La destruction du ballon « espion » chinois qui survolait le territoire américain depuis plusieurs jours a ravivé les tensions diplomatiques sino-américaines. Pour Emmanuel Véron, docteur en géographie et spécialiste de la Chine contemporaine et des relations internationales à l’Inalco, les tensions vont s’accentuer sans mener vers l’escalade.
La Maison Blanche a donné l’ordre, le Pentagone l’a exécuté. Samedi 4 février, le ballon blanc chinois qui traversait les États-Unis depuis plusieurs jours a été abattu par un missile tiré par un avion de chasse américain F-22 au large des côtes de la Caroline du Sud.
Si Washington assure qu’il s’agissait d’un « ballon espion », Pékin a dénoncé une « attaque contre un dirigeable civil ». « La Chine exprime son fort mécontentement et proteste contre l’utilisation de la force par les États-Unis », a déclaré dimanche le ministère chinois des Affaires étrangères dans un communiqué, ajoutant que Pékin se « réservait le droit » de répliquer.
La crise provoquée par le ballon se joue désormais sur le terrain diplomatique, le chef de la diplomatie américaine, Anthony Blinken, ayant reporté son déplacement à Pékin. Une visite qui aurait été inédite depuis octobre 2018. À quel genre de réponse peut-on s’attendre de la part de Pékin ? Le point sur la situation avec Emmanuel Véron, docteur en géographie et spécialiste de la Chine contemporaine et des relations internationales à l’Institut national des langues et civilisations orientales (Inalco).
France 24 : Pourquoi les États-Unis ont-ils abattu ce ballon chinois ? Était-ce une démonstration de force de la part de Washington ?
Emmanuel Véron : Il est nécessaire de revenir sur la séquence globale de cette affaire de ballon sonde stratosphérique. Les Chinois ont délibérément laissé et guidé le ballon pour suivre la trajectoire qu’il a eu et le faire pénétrer sur les territoires canadien et américain pour tester la réactivité américaine et canadienne. Les Américains ont repris le dessus à travers le contrôle de l’image politique, médiatique, technique et militaire.
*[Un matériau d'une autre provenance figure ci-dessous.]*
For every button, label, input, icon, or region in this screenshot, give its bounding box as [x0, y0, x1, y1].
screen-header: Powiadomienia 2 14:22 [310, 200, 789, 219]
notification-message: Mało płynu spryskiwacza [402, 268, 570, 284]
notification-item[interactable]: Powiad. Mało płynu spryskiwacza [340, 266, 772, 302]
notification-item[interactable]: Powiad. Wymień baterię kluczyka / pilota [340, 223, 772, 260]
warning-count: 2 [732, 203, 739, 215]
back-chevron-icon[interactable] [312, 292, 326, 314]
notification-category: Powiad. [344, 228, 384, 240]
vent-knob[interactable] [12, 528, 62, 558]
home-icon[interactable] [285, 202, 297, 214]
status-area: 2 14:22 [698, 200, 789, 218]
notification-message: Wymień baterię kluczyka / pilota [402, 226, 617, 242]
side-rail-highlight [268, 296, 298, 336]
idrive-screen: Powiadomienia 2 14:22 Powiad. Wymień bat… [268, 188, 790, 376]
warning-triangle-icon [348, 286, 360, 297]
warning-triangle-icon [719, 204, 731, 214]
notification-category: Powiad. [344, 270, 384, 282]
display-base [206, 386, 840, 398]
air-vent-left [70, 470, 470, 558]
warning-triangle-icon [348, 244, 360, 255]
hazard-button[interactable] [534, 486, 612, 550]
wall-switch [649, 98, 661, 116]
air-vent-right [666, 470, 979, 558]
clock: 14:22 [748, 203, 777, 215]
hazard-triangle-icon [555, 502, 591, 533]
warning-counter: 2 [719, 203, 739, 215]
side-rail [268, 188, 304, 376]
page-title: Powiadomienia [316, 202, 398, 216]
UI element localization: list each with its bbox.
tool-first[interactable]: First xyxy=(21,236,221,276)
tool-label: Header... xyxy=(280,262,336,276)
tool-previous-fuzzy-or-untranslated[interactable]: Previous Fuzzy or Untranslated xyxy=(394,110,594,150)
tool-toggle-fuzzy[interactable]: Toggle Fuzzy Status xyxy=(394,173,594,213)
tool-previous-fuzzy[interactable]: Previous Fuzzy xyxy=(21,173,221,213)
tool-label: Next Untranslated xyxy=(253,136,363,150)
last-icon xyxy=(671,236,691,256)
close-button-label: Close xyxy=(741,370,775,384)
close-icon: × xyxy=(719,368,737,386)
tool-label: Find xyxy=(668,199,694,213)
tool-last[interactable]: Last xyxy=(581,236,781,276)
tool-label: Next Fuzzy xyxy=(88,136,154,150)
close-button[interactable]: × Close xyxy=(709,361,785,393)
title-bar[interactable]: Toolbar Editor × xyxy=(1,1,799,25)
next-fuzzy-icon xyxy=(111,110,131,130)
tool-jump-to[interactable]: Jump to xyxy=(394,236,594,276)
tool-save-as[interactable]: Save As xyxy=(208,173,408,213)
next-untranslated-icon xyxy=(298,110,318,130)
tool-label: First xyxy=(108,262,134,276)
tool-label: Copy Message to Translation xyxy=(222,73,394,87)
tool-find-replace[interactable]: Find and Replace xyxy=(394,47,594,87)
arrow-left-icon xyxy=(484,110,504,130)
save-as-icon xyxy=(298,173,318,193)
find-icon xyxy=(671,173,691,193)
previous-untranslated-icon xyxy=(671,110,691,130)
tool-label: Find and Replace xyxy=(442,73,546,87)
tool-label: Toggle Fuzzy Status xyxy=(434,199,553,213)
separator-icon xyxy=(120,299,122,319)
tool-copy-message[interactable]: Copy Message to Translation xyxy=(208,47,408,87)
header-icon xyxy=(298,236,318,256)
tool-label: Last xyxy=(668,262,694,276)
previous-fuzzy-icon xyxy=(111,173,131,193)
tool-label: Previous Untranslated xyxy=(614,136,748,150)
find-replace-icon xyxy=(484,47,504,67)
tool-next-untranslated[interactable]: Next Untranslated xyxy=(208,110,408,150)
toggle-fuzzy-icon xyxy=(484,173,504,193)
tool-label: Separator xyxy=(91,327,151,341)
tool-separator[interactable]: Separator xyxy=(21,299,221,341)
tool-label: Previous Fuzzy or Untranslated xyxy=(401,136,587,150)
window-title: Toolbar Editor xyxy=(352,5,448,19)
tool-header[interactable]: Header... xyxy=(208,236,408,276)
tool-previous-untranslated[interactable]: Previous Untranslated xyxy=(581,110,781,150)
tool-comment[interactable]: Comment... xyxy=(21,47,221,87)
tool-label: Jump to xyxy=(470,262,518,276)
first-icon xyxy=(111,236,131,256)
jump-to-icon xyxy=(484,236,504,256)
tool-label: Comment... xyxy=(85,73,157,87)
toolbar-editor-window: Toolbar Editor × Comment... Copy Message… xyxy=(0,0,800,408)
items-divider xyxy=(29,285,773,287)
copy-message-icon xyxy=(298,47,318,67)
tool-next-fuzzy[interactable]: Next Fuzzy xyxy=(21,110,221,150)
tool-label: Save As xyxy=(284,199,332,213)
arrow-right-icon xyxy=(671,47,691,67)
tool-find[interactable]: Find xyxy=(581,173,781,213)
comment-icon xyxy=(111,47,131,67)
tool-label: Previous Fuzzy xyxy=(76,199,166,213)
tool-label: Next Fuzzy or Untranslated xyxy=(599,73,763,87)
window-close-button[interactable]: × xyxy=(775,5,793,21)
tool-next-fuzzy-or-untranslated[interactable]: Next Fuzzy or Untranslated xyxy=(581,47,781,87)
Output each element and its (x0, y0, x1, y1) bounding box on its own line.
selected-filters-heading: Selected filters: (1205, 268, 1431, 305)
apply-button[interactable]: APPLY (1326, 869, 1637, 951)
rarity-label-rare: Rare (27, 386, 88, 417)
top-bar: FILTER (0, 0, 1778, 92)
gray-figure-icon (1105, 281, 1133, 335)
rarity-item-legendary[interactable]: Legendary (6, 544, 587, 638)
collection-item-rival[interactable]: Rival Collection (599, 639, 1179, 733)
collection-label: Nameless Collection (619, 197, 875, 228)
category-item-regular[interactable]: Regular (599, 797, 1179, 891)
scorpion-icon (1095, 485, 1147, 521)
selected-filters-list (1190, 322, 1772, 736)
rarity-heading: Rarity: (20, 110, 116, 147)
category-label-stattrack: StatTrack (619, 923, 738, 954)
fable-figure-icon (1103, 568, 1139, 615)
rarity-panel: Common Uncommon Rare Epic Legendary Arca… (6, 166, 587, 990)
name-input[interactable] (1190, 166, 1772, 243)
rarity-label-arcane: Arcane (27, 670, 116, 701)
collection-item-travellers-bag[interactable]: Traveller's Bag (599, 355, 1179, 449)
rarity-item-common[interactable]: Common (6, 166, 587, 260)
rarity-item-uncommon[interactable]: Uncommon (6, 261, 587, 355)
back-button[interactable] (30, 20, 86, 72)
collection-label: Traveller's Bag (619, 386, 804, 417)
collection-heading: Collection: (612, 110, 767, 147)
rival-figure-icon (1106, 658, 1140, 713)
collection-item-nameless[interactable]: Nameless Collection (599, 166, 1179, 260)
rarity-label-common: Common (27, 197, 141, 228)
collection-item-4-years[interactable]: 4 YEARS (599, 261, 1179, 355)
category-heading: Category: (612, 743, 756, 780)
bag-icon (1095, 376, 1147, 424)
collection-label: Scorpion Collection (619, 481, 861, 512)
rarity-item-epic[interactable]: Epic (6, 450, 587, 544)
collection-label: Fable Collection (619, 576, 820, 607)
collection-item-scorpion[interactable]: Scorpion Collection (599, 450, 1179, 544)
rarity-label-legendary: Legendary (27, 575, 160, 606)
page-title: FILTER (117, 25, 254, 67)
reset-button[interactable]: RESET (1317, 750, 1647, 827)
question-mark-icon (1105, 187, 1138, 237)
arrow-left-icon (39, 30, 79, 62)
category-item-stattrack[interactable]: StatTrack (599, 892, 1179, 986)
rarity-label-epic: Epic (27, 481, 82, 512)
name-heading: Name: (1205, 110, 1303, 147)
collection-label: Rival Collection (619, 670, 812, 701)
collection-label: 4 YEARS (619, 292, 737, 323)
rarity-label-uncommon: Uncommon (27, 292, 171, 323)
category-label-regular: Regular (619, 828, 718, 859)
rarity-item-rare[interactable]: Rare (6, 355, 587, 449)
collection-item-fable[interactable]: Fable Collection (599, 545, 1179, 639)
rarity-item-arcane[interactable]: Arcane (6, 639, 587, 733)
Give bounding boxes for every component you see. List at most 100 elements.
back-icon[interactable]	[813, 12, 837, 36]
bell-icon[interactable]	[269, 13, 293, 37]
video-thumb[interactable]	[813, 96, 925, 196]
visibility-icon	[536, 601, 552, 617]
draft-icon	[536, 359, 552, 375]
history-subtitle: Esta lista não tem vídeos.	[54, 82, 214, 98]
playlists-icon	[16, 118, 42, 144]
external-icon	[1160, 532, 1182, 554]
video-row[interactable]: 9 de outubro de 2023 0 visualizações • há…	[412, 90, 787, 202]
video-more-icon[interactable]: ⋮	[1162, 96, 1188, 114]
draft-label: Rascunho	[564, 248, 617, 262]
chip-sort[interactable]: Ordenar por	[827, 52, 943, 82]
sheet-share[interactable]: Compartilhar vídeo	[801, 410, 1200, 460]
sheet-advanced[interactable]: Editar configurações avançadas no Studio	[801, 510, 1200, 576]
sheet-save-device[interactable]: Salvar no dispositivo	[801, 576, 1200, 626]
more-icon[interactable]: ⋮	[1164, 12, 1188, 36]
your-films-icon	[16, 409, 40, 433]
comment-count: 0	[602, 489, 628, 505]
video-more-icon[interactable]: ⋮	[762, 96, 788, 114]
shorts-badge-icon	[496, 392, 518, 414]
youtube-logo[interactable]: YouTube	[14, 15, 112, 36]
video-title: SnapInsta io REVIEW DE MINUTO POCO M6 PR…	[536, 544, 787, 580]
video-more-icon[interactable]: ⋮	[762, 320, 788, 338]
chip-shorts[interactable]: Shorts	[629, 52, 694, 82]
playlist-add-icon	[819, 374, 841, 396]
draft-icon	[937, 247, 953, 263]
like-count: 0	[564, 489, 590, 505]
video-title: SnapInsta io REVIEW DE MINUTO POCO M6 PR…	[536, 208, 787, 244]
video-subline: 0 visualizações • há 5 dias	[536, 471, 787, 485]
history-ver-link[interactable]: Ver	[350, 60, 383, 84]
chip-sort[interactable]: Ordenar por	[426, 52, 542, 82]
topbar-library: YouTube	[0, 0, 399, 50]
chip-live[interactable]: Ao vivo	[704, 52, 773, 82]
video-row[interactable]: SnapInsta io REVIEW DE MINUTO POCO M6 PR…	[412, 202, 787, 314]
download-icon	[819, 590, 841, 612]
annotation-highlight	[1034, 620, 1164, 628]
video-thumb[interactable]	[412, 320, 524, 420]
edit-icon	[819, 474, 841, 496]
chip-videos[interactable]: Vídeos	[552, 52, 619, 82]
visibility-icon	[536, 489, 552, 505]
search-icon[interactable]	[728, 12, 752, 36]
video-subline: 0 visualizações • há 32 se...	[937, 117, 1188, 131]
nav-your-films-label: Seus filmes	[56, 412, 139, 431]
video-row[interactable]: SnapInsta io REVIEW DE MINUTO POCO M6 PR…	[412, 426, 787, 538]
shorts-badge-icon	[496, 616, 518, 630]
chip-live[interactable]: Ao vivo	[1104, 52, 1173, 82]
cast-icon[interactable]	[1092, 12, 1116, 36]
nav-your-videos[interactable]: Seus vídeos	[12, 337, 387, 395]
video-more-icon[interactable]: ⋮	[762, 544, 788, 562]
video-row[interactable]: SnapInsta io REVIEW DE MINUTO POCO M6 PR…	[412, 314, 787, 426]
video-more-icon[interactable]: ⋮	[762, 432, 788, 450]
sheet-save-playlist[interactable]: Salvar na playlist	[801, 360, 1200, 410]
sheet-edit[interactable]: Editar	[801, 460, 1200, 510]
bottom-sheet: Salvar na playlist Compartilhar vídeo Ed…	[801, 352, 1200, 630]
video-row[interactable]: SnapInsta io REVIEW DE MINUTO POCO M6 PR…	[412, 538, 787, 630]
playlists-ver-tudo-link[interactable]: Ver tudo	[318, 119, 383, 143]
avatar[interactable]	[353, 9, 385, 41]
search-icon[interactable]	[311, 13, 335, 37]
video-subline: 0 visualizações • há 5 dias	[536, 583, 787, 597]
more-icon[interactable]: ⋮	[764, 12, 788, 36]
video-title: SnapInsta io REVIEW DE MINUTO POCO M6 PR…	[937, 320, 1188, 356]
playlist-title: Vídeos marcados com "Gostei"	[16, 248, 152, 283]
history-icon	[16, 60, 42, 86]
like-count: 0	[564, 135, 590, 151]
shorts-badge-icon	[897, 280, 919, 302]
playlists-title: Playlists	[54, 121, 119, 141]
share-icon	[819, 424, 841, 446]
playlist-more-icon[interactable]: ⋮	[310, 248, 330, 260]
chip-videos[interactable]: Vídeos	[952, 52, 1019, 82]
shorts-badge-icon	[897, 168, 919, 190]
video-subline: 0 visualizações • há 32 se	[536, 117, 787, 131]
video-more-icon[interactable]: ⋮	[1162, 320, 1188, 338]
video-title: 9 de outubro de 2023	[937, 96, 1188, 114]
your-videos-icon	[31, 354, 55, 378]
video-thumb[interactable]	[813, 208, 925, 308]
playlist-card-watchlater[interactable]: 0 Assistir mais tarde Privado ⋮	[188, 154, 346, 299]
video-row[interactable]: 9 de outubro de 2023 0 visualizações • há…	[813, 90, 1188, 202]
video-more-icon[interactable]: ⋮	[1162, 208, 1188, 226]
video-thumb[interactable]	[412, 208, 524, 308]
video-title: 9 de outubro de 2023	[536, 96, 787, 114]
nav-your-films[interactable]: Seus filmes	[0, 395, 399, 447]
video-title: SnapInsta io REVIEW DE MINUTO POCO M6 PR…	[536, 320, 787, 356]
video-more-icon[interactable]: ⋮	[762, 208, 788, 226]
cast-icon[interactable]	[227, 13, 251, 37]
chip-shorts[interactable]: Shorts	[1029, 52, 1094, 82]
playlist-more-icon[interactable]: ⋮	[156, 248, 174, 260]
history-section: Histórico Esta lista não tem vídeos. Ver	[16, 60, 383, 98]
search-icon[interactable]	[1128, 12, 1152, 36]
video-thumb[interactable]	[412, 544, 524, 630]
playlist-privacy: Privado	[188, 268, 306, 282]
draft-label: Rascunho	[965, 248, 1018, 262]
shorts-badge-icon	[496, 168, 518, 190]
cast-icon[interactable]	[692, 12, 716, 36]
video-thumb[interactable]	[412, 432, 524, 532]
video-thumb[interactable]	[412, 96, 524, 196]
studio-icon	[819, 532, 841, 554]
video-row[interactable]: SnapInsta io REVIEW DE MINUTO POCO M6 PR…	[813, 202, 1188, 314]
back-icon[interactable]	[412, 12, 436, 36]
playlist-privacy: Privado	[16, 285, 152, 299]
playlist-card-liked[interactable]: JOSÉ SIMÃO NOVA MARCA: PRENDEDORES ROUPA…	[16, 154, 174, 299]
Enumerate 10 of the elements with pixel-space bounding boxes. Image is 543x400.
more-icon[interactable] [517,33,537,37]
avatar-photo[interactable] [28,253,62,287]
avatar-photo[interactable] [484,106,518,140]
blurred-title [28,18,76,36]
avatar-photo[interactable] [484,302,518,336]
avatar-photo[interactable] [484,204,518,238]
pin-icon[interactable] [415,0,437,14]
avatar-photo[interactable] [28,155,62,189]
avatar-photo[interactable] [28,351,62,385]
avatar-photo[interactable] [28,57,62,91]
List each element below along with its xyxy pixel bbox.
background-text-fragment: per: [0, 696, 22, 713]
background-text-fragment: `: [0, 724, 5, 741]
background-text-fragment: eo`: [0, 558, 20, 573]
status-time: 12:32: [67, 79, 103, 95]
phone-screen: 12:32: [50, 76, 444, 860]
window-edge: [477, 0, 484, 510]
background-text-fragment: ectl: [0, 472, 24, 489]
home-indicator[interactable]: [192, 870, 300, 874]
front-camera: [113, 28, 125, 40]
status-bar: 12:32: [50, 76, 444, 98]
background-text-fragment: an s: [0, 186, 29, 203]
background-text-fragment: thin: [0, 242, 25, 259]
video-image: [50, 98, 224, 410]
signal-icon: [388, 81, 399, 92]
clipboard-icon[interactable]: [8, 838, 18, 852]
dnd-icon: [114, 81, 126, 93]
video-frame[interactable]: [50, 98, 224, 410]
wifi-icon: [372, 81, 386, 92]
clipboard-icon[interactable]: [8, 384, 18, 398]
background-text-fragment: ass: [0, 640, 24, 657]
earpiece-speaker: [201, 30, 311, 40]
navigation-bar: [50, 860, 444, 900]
La décision de l’abattre est une démonstration de force, de leadership industriel militaire, puisque c’est un F-22 avec un missile infrarouge qui a tapé le ballon pour le détruire au large de la Caroline du Sud.
Le ballon a été abattu au-dessus de l’eau, mais dans une épaisseur d’eau relativement faible, avec une profondeur d’environ 14 mètres. Cela permet aux gardes-côtes américains et à l’US Navy de récupérer beaucoup de matériel. Il sera investigué notamment par le FBI. On devrait s’attendre dans les prochains jours à des communiqués très détaillés, là aussi, avec une grande maîtrise de l’image et du discours par les autorités américaines pour montrer à la Chine ce qu’ils ont fait, leur faire perdre la face, et les mettre face à leurs propres responsabilités. Cette séquence est une reprise du dessus par l’administration Biden dans ce qui a été une violation de l’espace aérien américain.
Pour les Chinois, c’était un test pour montrer qu’ils ont la capacité d’évoluer dans la stratosphère avec ce type de ballon sonde. C’est évidemment de l’ordre du renseignement, de montrer leurs capacités, mais ils ont perdu le contrôle.
Quelle peut être la réaction de Pékin à la suite de la destruction de ce ballon sonde ?
À ce stade, c’est du déclaratif. Ils ne vont pas s’aventurer à user d’armes modernes pour abattre quelconque aéronef ou dispositif américain. C’est extrêmement risqué. En revanche, la Chine va faire monter la pression dans son environnement régional.
On peut s’attendre dans les prochaines heures à des manœuvres militaires sur terre, sur mer ou dans les airs, autour des Philippines, en mer de Chine méridionale, en direction du Japon, de Taïwan, voire d’intimidations de ressortissants américains en Chine, des cyberattaques d’ampleur plus ou moins fortes en direction d’intérêts américains (administration, entreprises…).
Y a-t-il, aujourd’hui, un risque d’escalade entre les États-Unis et la Chine ?
Il peut y avoir une montée des tensions entre Pékin et Washington, dans une certaine hybridité : avec des recours à de la diplomatie et de la joute verbale, des recours à des logiques cybers, à des logiques d’intimidation… Mais en rien une escalade de haute intensité. On ne va pas sortir les canons. Personne ne le souhaite.